Patricio Mendoza y Mirta Almua apostaron a la casa propia cuando eran novios. No tenían plata pero sí ganas de trabajar y crecer. Hoy son padres de 43 y 40 años, con una nena de 17 y un nene de 12, dueños de una granja con pollería y heladería.

“No había trabajo en esa época pero dijimos: «Vamos a comprar un terreno». Ganaba 10 pesos por día como albañil y a la tarde salía a juntar cartones para vender, a 25 centavos. Así juntamos para el lote con un rancho sin baño, eran todas casitas de chapa prolijamente divididas. Salía 600 pesos, pagamos 200 y el resto en cuotas”, cuenta Patricio.
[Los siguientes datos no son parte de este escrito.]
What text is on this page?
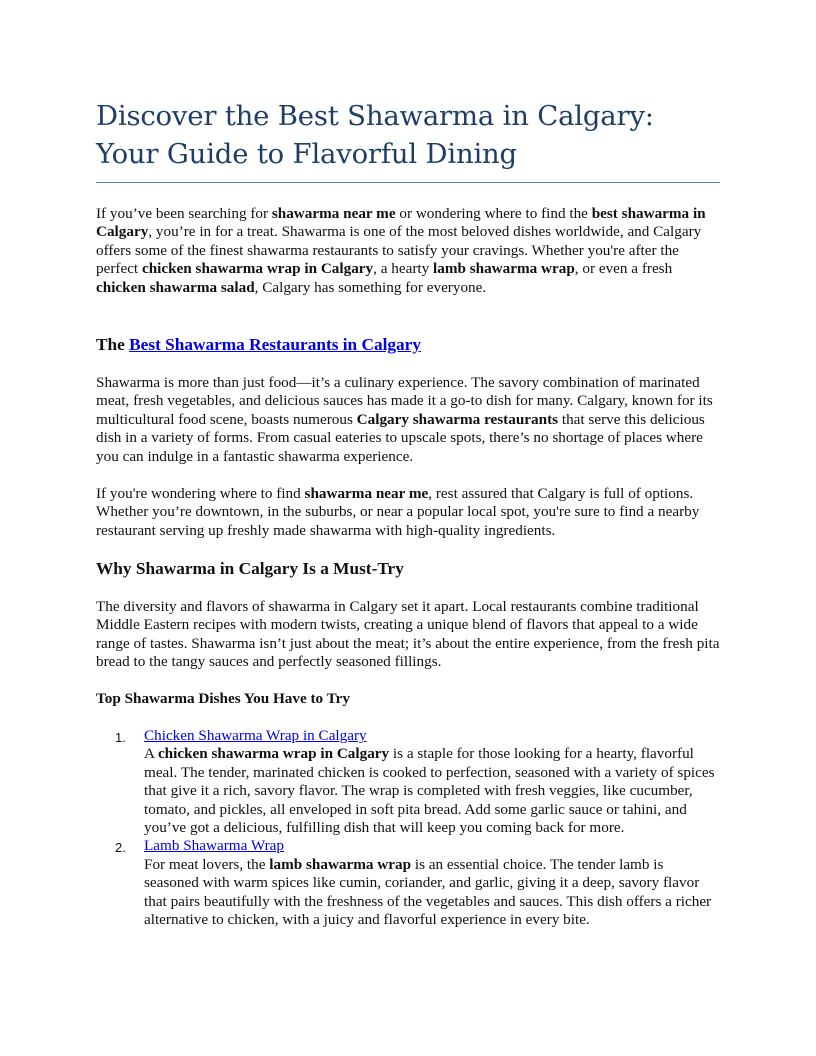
Discover the Best Shawarma in Calgary: Your Guide to Flavorful Dining

If you’ve been searching for shawarma near me or wondering where to find the best shawarma in Calgary, you’re in for a treat. Shawarma is one of the most beloved dishes worldwide, and Calgary offers some of the finest shawarma restaurants to satisfy your cravings. Whether you're after the perfect chicken shawarma wrap in Calgary, a hearty lamb shawarma wrap, or even a fresh chicken shawarma salad, Calgary has something for everyone.

The Best Shawarma Restaurants in Calgary

Shawarma is more than just food—it’s a culinary experience. The savory combination of marinated meat, fresh vegetables, and delicious sauces has made it a go-to dish for many. Calgary, known for its multicultural food scene, boasts numerous Calgary shawarma restaurants that serve this delicious dish in a variety of forms. From casual eateries to upscale spots, there’s no shortage of places where you can indulge in a fantastic shawarma experience.

If you're wondering where to find shawarma near me, rest assured that Calgary is full of options. Whether you’re downtown, in the suburbs, or near a popular local spot, you're sure to find a nearby restaurant serving up freshly made shawarma with high-quality ingredients.

Why Shawarma in Calgary Is a Must-Try

The diversity and flavors of shawarma in Calgary set it apart. Local restaurants combine traditional Middle Eastern recipes with modern twists, creating a unique blend of flavors that appeal to a wide range of tastes. Shawarma isn’t just about the meat; it’s about the entire experience, from the fresh pita bread to the tangy sauces and perfectly seasoned fillings.

Top Shawarma Dishes You Have to Try
1. Chicken Shawarma Wrap in Calgary
A chicken shawarma wrap in Calgary is a staple for those looking for a hearty, flavorful meal. The tender, marinated chicken is cooked to perfection, seasoned with a variety of spices that give it a rich, savory flavor. The wrap is completed with fresh veggies, like cucumber, tomato, and pickles, all enveloped in soft pita bread. Add some garlic sauce or tahini, and you’ve got a delicious, fulfilling dish that will keep you coming back for more.
2. Lamb Shawarma Wrap
For meat lovers, the lamb shawarma wrap is an essential choice. The tender lamb is seasoned with warm spices like cumin, coriander, and garlic, giving it a deep, savory flavor that pairs beautifully with the freshness of the vegetables and sauces. This dish offers a richer alternative to chicken, with a juicy and flavorful experience in every bite.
Cuando dicen que “compraron” en realidad lo hicieron sin papeles porque los dueños legítimos de esa tierra padecieron una usurpación. Esa génesis irregular se extendió y ramificó en el tiempo. Primero con algunas estafas y después con la imposibilidad de conseguir una escritura, poder pedir los servicios, reclamar la llegada de agua o cloacas: ser reconocidos como un barrio. En los extremos del proceso quedaron las víctimas, desconectadas.
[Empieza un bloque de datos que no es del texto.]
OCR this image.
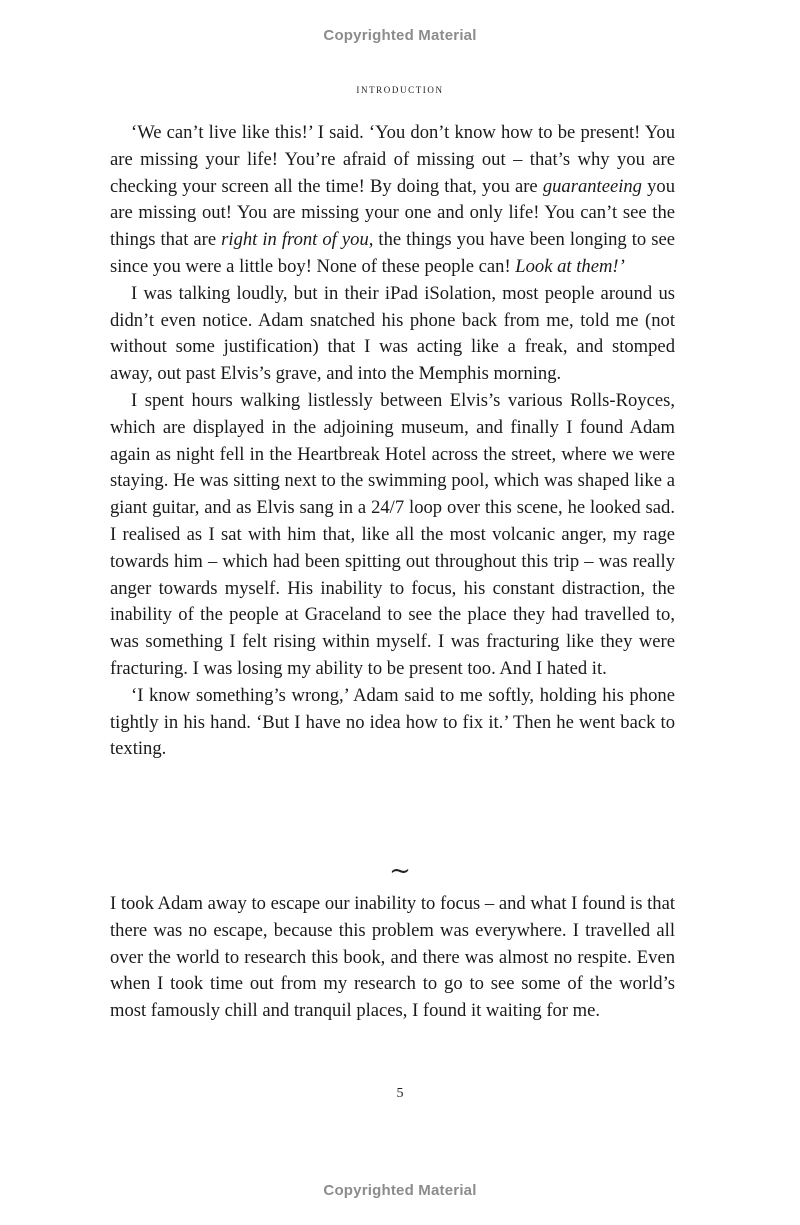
Copyrighted Material
introduction

‘We can’t live like this!’ I said. ‘You don’t know how to be present! You are missing your life! You’re afraid of missing out – that’s why you are checking your screen all the time! By doing that, you are guaranteeing you are missing out! You are missing your one and only life! You can’t see the things that are right in front of you, the things you have been longing to see since you were a little boy! None of these people can! Look at them!’

I was talking loudly, but in their iPad iSolation, most people around us didn’t even notice. Adam snatched his phone back from me, told me (not without some justification) that I was acting like a freak, and stomped away, out past Elvis’s grave, and into the Memphis morning.

I spent hours walking listlessly between Elvis’s various Rolls-Royces, which are displayed in the adjoining museum, and finally I found Adam again as night fell in the Heartbreak Hotel across the street, where we were staying. He was sitting next to the swimming pool, which was shaped like a giant guitar, and as Elvis sang in a 24/7 loop over this scene, he looked sad. I realised as I sat with him that, like all the most volcanic anger, my rage towards him – which had been spitting out throughout this trip – was really anger towards myself. His inability to focus, his constant distraction, the inability of the people at Graceland to see the place they had travelled to, was something I felt rising within myself. I was fracturing like they were fracturing. I was losing my ability to be present too. And I hated it.

‘I know something’s wrong,’ Adam said to me softly, holding his phone tightly in his hand. ‘But I have no idea how to fix it.’ Then he went back to texting.

~

I took Adam away to escape our inability to focus – and what I found is that there was no escape, because this problem was everywhere. I travelled all over the world to research this book, and there was almost no respite. Even when I took time out from my research to go to see some of the world’s most famously chill and tranquil places, I found it waiting for me.

5
Copyrighted Material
La anfitriona del encuentro con Rosario3 es Estela Quiñones, la última de los presentes en llegar con su familia a la calle 1717, que hace unos años cambió a “Eduardo Angel Isern”. Estela también compró una casilla en un baldío hace 15 años y con el tiempo construyó su casa de material.

A diferencia de Celia, ella recuerda con precisión cuando canceló la primera cuota para comprar su inmueble, por segunda vez y ante un organismo oficial. Dice: “El 14 de diciembre de 2013, día de mi cumpleaños”. Al rato trae el papel con el sello de la Municipalidad de Rosario, el importe por 1853,76 pesos y la fecha citada.

Alan Monzón/Rosario3

 

La mayoría de los vecinos entraron a un plan de cuotas durante los años 2013 (se crea el fideicomiso) y 2018. Muchos se demoraron por las dificultades económicas, otros dejaron de creer que tener una escritura formal fuera posible: “Nos hacía ruido porque algunos decían que nos iban a venir a sacar de acá: «¿Para qué pagás si te van a sacar?»”.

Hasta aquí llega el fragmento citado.